Saudi Arabia calls on Lebanon to step up economic reform
Saudi foreign minister says tackling ‘regional interference and loss of state sovereignty’ should also be prioritised
Published date: 20 February 2022 12:41 UTC
Speaking at the Munich Security Conference on Saturday, Prince Faisal bin Farhan Al Saud said Lebanon must show it is taking the initiative to save itself from economic ruin.
“Lebanon first needs to be actively saving itself… We need a stronger signal from the Lebanese body politic that they are going to step up,” said Prince Faisal.
He added that tackling “regional interference and loss of state sovereignty” should also be prioritised, alongside stabilising the economy and addressing corruption.
“If there is a true initiative to reform the economic structure, reform the governance structure, reform the way the economy is managed, then I think you can call on the regional states to offer all kinds of support,” Prince Faisal said, mentioning technical and economic support as well as developmental aid.
He said a “short-term panacea” would not help Lebanon, which went into financial meltdown in 2019 under the weight of huge public debts, slicing more than 90 percent off the local currency’s value and plunging a majority of the population into poverty.
List of terms
The Saudi foreign minister’s comments come after diplomatic relations between Beirut and its Gulf neighbours hit an all-time low last year, following remarks by Lebanon’s Information Minister George Kordahi criticising the Saudi-led coalition’s war in Yemen.

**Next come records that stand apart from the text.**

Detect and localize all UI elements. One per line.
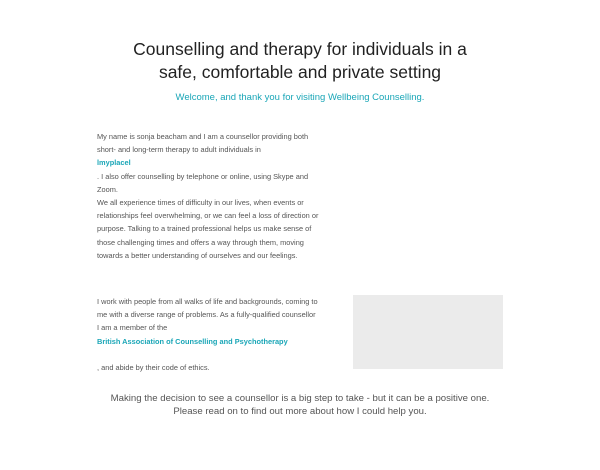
about-text-before-link: I work with people from all walks of life and backgrounds, coming to me with a diverse range of problems. As a fully-qualified counsellor I am a member of the [97, 297, 318, 333]
bacp-link[interactable]: British Association of Counselling and Psychotherapy [97, 336, 288, 346]
welcome-message: Welcome, and thank you for visiting Wellbeing Counselling. [175, 92, 425, 103]
about-paragraph [97, 295, 319, 348]
intro-text-after-link: . I also offer counselling by telephone or online, using Skype and Zoom. [97, 171, 309, 194]
location-link[interactable]: lmyplacel [97, 158, 131, 168]
page-title [0, 38, 600, 84]
closing-message [0, 393, 600, 418]
page-title-line-1: Counselling and therapy for individuals in a [133, 39, 467, 59]
closing-line-1: Making the decision to see a counsellor is a big step to take - but it can be a positive one. [110, 393, 490, 404]
image-placeholder [353, 295, 503, 369]
intro-text-before-link: My name is sonja beacham and I am a counsellor providing both short- and long-term therapy to adult individuals in [97, 132, 309, 155]
intro-paragraph-1 [97, 130, 319, 196]
page-title-line-2: safe, comfortable and private setting [158, 62, 442, 82]
intro-section [97, 130, 319, 262]
about-section [97, 295, 319, 374]
intro-paragraph-2: We all experience times of difficulty in our lives, when events or relationships feel overwhelming, or we can feel a loss of direction or purpose. Talking to a trained professional helps us make sense of those challenging times and offers a way through them, moving towards a better understanding of ourselves and our feelings. [97, 198, 319, 260]
closing-line-2: Please read on to find out more about how I could help you. [173, 405, 427, 417]
spacer [97, 348, 319, 361]
about-text-after-link: , and abide by their code of ethics. [97, 362, 210, 372]
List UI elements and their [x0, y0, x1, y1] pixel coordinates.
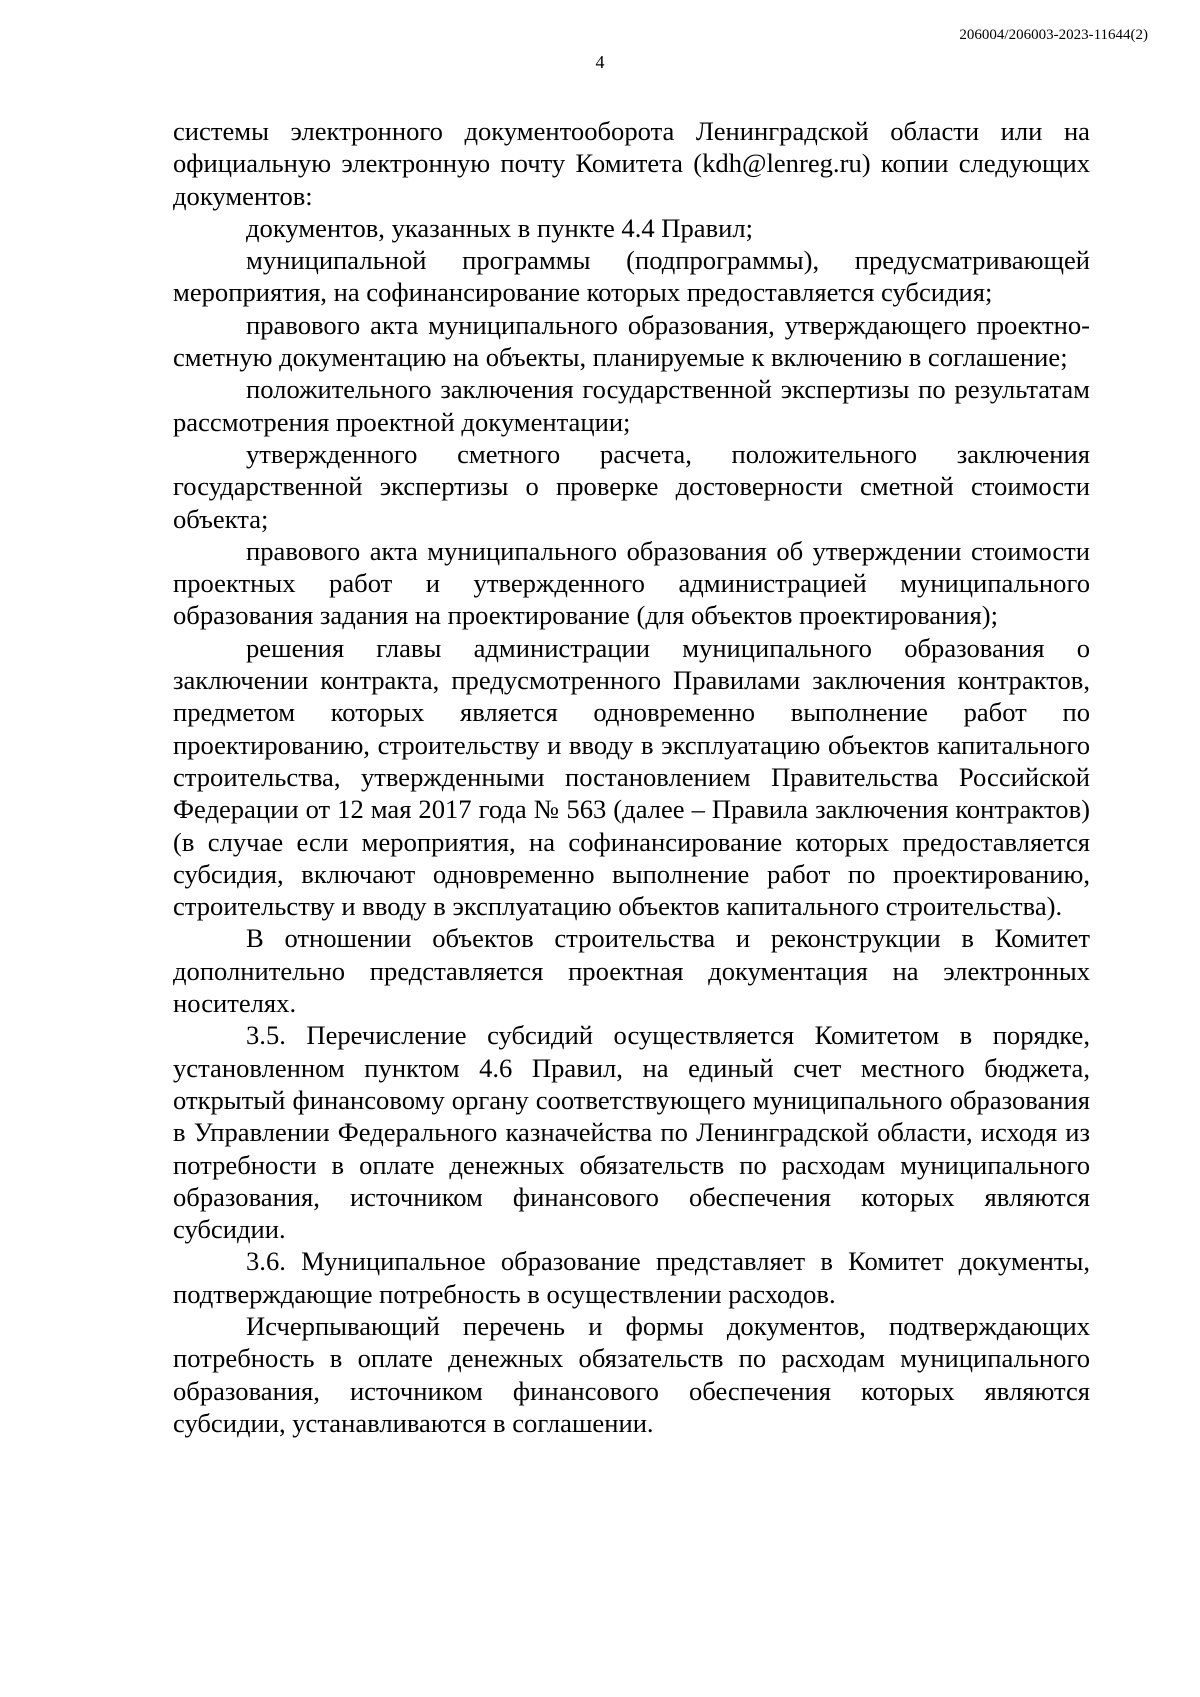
paragraph-intro: системы электронного документооборота Ленинградской области или на официальную электронную почту Комитета (kdh@lenreg.ru) копии следующих документов:: [173, 116, 1090, 211]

In response, Saudi Arabia and other Gulf states expelled Lebanese ambassadors and recalled their own.
Riyadh also began an immediate halt of all imports from the cash-strapped country.
Kordahi, the former host of the Arabic version of the quiz show Who Wants to Be a Millionaire? appeared on the show Parliament of the People, broadcast by Al Jazeera, during which he was asked about his views on the war in Yemen.
In the interview, taped before he became minister, he said Houthi rebels fighting the coalition were acting in self-defence and “weren’t attacking anyone,” before calling the conflict in Yemen “absurd”.
Kordahi eventually resigned in December, saying he had quit ahead of a visit by French President Emanuel Macron to Riyadh in a bid to ease tensions with Saudi Arabia.
Kuwait last month presented Beirut with a list of terms for thawing relations between Lebanon and the Gulf states.